Scarratt was appointed Member of the Order of the British Empire (MBE) in the 2021 Birthday Honours for services to rugby union.

She was called into the Red Roses side for the 2025 Six Nations Championship on 17 March. She was named in England's squad for the Women's Rugby World Cup, making her the first English player, male or female, to play in 5 World Cups.

==Personal life==
Scarratt, commonly called Scaz by her teammates, was born in Leicester in 1990. She played hockey, rounders and basketball at a young age and was offered a US Basketball Scholarship aged 16 but turned it down.

Scarratt was also a PE assistant at King Edward's School Birmingham, following in the footsteps of fellow England rugby international Natasha Hunt, but like many of her national teammates she left her job in order to become a full-time professional rugby player.

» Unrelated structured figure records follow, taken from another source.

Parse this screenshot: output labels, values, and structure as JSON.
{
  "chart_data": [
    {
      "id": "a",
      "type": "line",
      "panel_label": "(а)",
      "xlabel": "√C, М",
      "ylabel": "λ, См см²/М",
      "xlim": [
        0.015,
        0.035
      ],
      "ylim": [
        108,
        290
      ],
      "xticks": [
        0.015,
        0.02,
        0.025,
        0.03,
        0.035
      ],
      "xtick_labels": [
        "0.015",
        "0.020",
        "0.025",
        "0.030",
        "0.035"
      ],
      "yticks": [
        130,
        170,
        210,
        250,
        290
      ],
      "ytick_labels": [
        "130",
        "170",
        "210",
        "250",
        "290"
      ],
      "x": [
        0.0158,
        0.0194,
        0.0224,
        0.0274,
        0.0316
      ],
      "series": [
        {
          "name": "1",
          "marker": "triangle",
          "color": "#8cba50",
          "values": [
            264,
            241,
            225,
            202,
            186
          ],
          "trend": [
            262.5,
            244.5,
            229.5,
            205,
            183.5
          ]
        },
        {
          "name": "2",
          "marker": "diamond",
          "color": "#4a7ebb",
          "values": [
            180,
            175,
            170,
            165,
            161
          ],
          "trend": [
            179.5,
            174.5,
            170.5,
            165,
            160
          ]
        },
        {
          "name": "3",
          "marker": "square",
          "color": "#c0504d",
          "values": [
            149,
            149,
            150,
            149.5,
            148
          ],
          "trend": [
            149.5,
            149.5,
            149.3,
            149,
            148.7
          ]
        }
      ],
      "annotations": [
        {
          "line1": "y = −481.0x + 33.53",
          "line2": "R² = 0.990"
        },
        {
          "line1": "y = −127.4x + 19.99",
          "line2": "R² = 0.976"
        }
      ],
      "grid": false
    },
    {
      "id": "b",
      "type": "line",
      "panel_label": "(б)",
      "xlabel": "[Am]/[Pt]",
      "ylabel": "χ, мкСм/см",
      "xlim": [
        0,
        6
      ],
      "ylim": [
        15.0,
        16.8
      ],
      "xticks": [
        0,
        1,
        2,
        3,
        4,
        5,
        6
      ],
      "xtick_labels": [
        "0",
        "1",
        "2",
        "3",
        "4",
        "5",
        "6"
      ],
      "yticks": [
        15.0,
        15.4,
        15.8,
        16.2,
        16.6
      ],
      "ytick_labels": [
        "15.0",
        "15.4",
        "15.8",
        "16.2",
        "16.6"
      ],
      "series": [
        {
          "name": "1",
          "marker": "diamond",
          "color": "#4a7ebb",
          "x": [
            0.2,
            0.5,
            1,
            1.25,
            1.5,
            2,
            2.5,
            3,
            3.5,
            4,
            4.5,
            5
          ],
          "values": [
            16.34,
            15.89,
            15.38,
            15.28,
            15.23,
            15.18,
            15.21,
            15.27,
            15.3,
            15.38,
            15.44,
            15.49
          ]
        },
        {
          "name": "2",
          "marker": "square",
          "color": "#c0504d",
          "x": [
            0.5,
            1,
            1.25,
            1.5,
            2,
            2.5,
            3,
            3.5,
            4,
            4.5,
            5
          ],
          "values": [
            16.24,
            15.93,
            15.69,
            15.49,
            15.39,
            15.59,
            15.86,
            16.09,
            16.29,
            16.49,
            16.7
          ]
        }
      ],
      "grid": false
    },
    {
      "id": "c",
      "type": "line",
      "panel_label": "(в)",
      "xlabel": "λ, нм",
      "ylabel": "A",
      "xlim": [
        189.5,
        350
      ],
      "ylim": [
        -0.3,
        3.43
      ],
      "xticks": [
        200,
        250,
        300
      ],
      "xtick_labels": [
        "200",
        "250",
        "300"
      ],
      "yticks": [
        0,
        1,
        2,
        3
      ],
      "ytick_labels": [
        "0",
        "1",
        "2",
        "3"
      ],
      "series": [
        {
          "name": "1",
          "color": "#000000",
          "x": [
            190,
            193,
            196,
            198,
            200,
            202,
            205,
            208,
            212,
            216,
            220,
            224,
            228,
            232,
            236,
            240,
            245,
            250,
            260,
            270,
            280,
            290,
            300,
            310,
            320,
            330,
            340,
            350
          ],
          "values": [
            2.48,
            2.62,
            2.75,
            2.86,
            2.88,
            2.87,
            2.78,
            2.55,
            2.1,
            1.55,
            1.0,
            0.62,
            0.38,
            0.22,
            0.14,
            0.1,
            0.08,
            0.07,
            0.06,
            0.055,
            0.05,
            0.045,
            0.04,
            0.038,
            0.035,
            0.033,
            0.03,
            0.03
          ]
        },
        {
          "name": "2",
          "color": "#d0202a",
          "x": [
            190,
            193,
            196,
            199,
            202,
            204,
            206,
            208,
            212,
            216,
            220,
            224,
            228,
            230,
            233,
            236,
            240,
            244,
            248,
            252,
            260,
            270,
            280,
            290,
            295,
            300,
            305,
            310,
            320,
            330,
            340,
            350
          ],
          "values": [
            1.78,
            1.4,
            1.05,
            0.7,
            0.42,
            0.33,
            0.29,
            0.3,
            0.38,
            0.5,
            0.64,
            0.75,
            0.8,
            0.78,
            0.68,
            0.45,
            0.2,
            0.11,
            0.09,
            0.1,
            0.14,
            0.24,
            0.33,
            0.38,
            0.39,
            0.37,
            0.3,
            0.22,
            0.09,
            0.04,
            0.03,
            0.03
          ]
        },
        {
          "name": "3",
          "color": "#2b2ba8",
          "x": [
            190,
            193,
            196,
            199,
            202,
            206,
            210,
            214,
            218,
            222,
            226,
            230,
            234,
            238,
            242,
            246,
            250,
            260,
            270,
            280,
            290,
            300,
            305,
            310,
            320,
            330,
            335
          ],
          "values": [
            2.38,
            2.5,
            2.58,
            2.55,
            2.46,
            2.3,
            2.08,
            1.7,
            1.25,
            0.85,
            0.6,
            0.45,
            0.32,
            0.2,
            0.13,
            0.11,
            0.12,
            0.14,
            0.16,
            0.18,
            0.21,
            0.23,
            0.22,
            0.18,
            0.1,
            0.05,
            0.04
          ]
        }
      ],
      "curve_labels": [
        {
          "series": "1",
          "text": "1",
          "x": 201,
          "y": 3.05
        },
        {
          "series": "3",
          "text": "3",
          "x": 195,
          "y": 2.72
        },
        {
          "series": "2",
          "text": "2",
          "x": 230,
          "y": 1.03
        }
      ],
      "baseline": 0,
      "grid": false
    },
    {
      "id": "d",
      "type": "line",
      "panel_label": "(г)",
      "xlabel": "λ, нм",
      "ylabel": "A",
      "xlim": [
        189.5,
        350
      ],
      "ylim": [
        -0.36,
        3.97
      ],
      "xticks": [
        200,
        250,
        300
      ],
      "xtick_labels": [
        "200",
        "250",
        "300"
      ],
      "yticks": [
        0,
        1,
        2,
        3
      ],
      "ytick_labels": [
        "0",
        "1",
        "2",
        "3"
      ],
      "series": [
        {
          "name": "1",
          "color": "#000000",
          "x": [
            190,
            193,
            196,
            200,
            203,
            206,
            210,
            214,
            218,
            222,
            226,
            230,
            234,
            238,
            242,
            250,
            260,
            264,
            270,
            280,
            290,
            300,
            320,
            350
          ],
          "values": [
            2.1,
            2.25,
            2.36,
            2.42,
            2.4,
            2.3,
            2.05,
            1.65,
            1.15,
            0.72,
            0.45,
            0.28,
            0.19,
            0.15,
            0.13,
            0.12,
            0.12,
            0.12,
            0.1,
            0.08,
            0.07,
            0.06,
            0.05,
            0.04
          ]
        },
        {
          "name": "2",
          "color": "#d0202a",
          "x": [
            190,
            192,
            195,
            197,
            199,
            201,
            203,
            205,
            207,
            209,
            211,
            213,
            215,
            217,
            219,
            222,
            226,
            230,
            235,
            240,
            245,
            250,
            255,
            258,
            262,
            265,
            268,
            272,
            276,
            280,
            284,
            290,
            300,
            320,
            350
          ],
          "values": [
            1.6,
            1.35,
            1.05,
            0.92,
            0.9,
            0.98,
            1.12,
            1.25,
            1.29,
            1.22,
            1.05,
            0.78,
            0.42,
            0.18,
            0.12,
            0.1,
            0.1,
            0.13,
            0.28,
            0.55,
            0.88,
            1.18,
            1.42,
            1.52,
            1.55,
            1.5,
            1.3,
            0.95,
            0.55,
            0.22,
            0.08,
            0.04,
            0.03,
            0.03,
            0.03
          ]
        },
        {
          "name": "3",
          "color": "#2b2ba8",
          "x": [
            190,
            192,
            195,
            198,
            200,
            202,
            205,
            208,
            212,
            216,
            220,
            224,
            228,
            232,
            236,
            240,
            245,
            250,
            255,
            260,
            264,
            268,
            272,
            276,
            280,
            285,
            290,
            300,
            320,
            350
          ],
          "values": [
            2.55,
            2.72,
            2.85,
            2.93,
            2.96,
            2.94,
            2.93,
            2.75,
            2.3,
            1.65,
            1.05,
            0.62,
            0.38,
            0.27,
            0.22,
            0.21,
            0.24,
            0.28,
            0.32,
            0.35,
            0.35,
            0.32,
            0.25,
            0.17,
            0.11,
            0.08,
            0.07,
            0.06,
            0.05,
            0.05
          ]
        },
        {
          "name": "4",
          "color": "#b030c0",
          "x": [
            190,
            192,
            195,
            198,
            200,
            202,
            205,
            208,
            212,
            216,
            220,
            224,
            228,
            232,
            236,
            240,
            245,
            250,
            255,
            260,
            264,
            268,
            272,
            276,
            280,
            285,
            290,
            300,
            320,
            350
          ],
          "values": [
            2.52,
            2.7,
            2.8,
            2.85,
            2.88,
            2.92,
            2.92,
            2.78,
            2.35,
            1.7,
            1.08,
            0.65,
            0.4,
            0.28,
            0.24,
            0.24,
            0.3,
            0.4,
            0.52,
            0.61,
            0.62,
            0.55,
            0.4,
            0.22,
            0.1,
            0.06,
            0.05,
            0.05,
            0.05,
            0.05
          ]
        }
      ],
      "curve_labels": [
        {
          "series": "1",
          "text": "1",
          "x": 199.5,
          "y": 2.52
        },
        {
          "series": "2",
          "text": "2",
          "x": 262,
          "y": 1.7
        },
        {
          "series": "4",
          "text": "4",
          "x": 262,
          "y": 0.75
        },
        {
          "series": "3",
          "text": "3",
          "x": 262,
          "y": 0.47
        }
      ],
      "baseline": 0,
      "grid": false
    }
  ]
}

She lives near her Loughborough premiership club with GB Rugby 7s Captain Abbie Brown.

==Honours==

- 6 Nations Rugby Women's winner 2009, 2010, 2011, 2012, 2017, 2019, 2020, 2021, 2022, 2024, 2025 (All Grand Slams except 2009)
- England Women's Rugby Player of the Year Award 2013
- 2014 Women's Rugby World Cup winner
- 2014 WRWC Dream Team
- 2018 Commonwealth Games bronze medallist
- 2019 Rugby Union World Player of the Year (Women's)
- 2020 Women's Six Nations Player of the Championship
- 2025 Women's Rugby World Cup winner

Scarratt's name is one of those featured on the sculpture Ribbons, unveiled in 2024.